In 1996, Computer Gaming World declared Dark Castle the 136th-best computer game ever released.

== Legacy ==
=== Beyond Dark Castle ===

In 1987, the sequel Beyond Dark Castle was released, in which Duncan must return to defeat the Black Knight, who is still alive. To access the Black Knight's tower, the player must first gather five magic orbs, which are placed in various hard-to-reach locations. The orbs must then be returned to the Ante Chamber and placed on five pedestals for the gate to open, allowing Duncan to confront the Black Knight.

Beyond Dark Castle featured an engine similar to that of Dark Castle, but with improvements and additions, such as a health bar, bombs, and other items. It also introduced levels where the player could control a "personal helicopter." These levels and maze levels were designed as side-scrollers rather than being limited to a single screen. Players could also save their progress in a "computer room" level. As with all versions of Dark Castle, if the player completed the game on the advanced difficulty, they were presented with a special ending.

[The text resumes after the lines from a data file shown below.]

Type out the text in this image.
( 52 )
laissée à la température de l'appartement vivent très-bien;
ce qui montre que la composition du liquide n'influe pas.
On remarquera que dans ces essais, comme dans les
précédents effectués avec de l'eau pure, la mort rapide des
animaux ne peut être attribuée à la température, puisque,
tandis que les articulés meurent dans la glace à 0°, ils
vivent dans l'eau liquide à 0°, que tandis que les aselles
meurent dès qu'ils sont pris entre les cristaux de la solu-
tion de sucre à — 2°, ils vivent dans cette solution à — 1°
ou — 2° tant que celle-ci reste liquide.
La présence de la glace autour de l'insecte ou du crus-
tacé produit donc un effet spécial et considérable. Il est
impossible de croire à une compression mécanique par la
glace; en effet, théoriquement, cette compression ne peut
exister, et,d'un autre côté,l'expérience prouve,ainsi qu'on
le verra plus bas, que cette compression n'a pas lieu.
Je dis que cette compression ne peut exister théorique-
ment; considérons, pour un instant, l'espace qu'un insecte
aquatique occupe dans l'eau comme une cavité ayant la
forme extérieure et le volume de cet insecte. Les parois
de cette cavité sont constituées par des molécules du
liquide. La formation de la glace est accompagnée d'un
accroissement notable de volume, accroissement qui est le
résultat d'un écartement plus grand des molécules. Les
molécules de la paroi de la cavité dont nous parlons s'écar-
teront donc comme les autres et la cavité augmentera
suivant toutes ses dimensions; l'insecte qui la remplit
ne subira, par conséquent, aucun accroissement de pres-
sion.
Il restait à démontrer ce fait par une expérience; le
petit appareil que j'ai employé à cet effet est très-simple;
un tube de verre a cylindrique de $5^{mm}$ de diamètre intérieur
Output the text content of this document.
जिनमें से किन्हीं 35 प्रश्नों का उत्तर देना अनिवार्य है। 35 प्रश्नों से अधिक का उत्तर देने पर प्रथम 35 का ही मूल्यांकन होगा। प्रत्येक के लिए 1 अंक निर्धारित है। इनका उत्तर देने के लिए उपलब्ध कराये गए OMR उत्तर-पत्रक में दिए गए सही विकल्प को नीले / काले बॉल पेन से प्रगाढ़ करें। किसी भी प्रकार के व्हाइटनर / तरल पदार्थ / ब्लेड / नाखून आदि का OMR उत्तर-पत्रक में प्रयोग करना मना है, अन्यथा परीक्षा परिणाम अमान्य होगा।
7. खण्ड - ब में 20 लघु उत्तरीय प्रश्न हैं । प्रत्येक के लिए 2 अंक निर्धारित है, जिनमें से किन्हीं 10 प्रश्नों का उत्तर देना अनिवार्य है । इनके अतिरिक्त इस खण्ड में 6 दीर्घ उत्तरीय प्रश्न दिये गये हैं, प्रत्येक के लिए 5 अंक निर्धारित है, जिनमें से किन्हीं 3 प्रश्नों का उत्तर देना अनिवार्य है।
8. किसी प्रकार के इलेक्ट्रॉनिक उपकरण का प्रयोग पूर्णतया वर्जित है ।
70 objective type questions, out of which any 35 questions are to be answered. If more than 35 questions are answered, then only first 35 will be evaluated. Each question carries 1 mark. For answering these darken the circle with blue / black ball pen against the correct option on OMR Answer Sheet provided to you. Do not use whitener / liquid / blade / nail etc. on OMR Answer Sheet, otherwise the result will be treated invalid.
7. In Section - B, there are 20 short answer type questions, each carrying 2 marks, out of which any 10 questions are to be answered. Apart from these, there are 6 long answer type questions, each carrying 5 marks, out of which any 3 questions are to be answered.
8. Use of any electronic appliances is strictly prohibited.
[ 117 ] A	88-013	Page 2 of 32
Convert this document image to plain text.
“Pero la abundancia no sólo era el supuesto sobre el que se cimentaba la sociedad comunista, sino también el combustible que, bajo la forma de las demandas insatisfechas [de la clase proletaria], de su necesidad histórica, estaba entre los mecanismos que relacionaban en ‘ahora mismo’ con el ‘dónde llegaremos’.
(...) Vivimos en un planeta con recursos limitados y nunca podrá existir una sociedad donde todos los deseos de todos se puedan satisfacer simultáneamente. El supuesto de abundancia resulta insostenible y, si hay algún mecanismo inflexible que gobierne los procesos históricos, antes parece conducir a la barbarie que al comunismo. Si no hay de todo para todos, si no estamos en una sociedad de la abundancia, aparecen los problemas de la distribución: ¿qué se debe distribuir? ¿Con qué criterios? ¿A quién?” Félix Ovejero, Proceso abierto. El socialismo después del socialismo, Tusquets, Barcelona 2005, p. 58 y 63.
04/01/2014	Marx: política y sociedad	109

=== Return to Dark Castle ===

In 2000, a new sequel titled Return to Dark Castle was announced, developed by Z Sculpt. In this installment, a young hero named Bryant, who is the nephew of Duncan, must once again defeat the Black Knight. The game was not released until March 14, 2008.

Return to Dark Castle introduced new gameplay mechanics, such as the ability for players to keep weapons and store extra orbs in a designated room. Although it was initially stated that the game would have a level editor allowing players to create custom quests, this feature was not included in the download. According to the game's official website at Super Happy Fun Fun, the "level editor will be released soon."